Brazil has emerged as the dominant force in Latin American innovation, accounting for 45.6% of all patent applications filed in the region, according to a recent report by the Economic Commission for Latin America and the Caribbean (CEPAL).
The findings, drawn from data covering the 2016–2020 period, underscore Brazil’s leadership in a region where innovation ecosystems are still maturing. Mexico follows with 34% of regional filings, while Argentina (7.1%), Chile (5.7%), Colombia (3.5%), Peru (2.4%), and other countries (1.7%) round out the distribution.
Regional momentum — but with structural challenges
CEPAL’s report, titled Harnessing Intellectual Property for Development: Opportunities and Challenges for Latin America and the Caribbean, notes that while the region has made moderate progress in strengthening intellectual property (IP) frameworks, investment in research and development (R&D) remains comparatively low and heavily reliant on public funding and academic institutions.
“The average for Latin America and the Caribbean increased moderately between the 2011–2015 and 2016–2020 periods, suggesting a slight improvement in the number of patents relative to aggregate GDP,” the report states.
Crucially, CEPAL highlights that patent activity in the region is overwhelmingly concentrated in the manufacturing sector, making it “a reliable indicator of both national technological capabilities and cross-border knowledge flows.”
Industries with high IP intensity contribute between 12% and 16% of value added to the region’s manufacturing output and account for 12% to 13% of employment in its larger economies.
Foreign dominance — but local momentum growing
Despite the upward trend, the report paints a sobering picture of dependency: of more than 500,000 patent applications filed across nine Latin American countries between 2011 and 2020, over 85% came from foreign applicants.
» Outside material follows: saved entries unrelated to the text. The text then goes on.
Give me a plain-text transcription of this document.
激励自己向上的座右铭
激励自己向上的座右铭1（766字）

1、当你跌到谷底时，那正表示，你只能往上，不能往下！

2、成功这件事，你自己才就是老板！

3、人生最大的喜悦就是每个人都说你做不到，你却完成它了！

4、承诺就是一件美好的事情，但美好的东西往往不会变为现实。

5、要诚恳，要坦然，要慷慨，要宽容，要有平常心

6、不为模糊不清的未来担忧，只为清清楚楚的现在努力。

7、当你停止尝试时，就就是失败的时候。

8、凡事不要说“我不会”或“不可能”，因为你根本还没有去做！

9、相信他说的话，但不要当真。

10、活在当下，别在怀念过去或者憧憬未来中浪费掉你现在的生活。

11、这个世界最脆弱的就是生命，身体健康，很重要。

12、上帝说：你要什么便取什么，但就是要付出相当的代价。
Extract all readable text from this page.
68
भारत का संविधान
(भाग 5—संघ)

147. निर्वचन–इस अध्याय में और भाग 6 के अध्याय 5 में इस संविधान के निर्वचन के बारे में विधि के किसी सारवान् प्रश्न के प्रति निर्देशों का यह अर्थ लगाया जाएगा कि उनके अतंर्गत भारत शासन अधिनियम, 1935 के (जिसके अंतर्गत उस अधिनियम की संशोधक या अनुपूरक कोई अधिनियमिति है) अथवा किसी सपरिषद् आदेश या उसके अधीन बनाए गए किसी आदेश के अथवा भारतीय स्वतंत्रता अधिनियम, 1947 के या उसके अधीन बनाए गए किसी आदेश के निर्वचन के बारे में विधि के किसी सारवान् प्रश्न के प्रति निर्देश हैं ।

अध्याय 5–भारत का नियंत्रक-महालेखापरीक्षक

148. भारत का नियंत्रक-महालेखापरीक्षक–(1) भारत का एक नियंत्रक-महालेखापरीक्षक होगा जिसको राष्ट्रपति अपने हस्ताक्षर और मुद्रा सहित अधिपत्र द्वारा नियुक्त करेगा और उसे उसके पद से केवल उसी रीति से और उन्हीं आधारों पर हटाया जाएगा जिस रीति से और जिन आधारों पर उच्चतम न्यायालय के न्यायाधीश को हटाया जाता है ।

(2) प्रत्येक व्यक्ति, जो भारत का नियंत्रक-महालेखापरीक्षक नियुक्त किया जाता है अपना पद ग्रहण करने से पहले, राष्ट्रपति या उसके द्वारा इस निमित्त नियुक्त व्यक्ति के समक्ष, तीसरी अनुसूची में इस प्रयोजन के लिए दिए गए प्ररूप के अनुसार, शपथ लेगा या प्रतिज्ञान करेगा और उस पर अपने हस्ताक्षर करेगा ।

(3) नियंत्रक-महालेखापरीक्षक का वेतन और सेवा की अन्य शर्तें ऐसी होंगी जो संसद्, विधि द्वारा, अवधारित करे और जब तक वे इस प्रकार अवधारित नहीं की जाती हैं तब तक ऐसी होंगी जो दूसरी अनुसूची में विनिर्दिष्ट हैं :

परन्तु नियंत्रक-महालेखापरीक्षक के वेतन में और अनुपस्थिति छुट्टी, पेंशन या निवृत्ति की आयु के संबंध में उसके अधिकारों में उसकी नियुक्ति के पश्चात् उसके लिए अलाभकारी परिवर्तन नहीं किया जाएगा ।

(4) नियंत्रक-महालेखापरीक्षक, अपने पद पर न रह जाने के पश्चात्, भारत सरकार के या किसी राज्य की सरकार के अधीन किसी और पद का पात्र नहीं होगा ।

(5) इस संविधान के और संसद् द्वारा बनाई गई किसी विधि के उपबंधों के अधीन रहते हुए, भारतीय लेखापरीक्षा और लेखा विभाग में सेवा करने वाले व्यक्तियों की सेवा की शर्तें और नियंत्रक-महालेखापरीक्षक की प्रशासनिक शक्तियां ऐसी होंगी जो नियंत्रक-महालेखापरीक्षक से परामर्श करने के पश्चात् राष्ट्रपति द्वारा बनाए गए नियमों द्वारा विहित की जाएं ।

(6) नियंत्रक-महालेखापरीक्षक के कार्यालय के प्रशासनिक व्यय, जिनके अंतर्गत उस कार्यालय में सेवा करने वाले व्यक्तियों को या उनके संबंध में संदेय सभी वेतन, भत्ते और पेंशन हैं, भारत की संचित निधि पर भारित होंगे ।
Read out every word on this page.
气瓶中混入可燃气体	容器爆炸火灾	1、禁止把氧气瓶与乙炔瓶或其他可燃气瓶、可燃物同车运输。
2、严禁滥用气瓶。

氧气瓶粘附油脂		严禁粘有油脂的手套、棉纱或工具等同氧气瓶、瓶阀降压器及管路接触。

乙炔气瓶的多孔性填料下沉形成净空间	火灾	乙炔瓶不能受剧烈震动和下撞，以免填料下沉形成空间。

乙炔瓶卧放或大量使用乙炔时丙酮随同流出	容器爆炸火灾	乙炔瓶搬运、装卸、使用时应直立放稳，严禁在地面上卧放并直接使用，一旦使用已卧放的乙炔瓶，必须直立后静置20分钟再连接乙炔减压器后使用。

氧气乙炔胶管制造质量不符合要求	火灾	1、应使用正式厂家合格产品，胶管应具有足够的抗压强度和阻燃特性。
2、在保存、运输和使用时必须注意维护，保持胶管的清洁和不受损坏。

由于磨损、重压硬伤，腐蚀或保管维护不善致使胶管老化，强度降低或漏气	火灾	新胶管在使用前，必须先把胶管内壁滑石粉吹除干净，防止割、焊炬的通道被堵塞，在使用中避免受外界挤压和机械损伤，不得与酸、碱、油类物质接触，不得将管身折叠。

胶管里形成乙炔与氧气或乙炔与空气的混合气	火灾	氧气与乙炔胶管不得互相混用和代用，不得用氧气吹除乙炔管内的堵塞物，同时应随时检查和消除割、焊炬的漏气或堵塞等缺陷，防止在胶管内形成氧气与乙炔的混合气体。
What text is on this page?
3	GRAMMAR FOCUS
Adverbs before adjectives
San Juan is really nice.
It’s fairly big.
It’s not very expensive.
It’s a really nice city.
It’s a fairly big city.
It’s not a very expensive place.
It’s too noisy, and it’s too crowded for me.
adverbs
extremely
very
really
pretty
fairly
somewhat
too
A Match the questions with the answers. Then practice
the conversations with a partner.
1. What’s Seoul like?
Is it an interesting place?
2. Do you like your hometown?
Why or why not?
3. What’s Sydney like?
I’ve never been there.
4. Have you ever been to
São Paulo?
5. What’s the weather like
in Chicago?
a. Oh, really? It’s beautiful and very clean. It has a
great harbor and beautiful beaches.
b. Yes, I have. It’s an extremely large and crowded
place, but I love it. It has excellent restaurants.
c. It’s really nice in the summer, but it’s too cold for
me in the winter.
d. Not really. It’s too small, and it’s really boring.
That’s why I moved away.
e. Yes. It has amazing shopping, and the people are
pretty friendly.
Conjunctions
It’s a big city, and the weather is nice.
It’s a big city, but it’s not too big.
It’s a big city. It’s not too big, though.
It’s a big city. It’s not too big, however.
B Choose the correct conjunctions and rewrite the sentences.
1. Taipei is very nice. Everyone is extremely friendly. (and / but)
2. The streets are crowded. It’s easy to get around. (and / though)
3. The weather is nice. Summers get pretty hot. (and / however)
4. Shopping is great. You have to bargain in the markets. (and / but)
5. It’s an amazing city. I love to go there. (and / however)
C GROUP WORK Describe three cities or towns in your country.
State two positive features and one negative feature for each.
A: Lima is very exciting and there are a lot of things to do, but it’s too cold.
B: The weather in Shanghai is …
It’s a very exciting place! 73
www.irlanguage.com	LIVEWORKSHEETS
The United States accounted for 36.2% of those filings, and Europe for 34.7%, while applicants from Latin America itself represented just 13.5%.
However, a notable shift emerged when comparing the two five-year periods. While total foreign filings declined — with U.S. applicants down 4.5% and European applicants down 11.9% — local activity in Latin America and the Caribbean rose by 4.8%, increasing its share from 12.9% to 14.2%. This uptick was driven primarily by a surge in Brazilian filings.
Academia leads, private sector lags
Another key finding centers on the actors behind patent applications. Universities and public research institutions have become increasingly central to the region’s innovation landscape. Their share of domestic patent filings climbed from 22.4% in 2011–2015 to 29.1% in 2016–2020.
Conversely, private companies’ participation slipped from 32.1% to 25.9% over the same period. CEPAL attributes this to a persistent pattern: “National private companies and individual inventors are predominantly concentrated in sectors that do not make intensive use of patents, indicating that domestic business innovation remains focused on traditional, less complex manufacturing, leaving the public sector to generate more fundamental innovations.”
The road ahead
CEPAL concludes that while IP rights can play a crucial role in fostering innovation and facilitating the adoption of new technologies, the region must address structural gaps — notably the limited private-sector engagement in high-tech, patent-intensive industries and the heavy reliance on foreign inventions.
“The development of complementary capacities that support technology adoption, alongside stronger links between academia and industry, will be essential for Latin America to move from protecting foreign innovations to generating and commercializing its own,” the report emphasizes.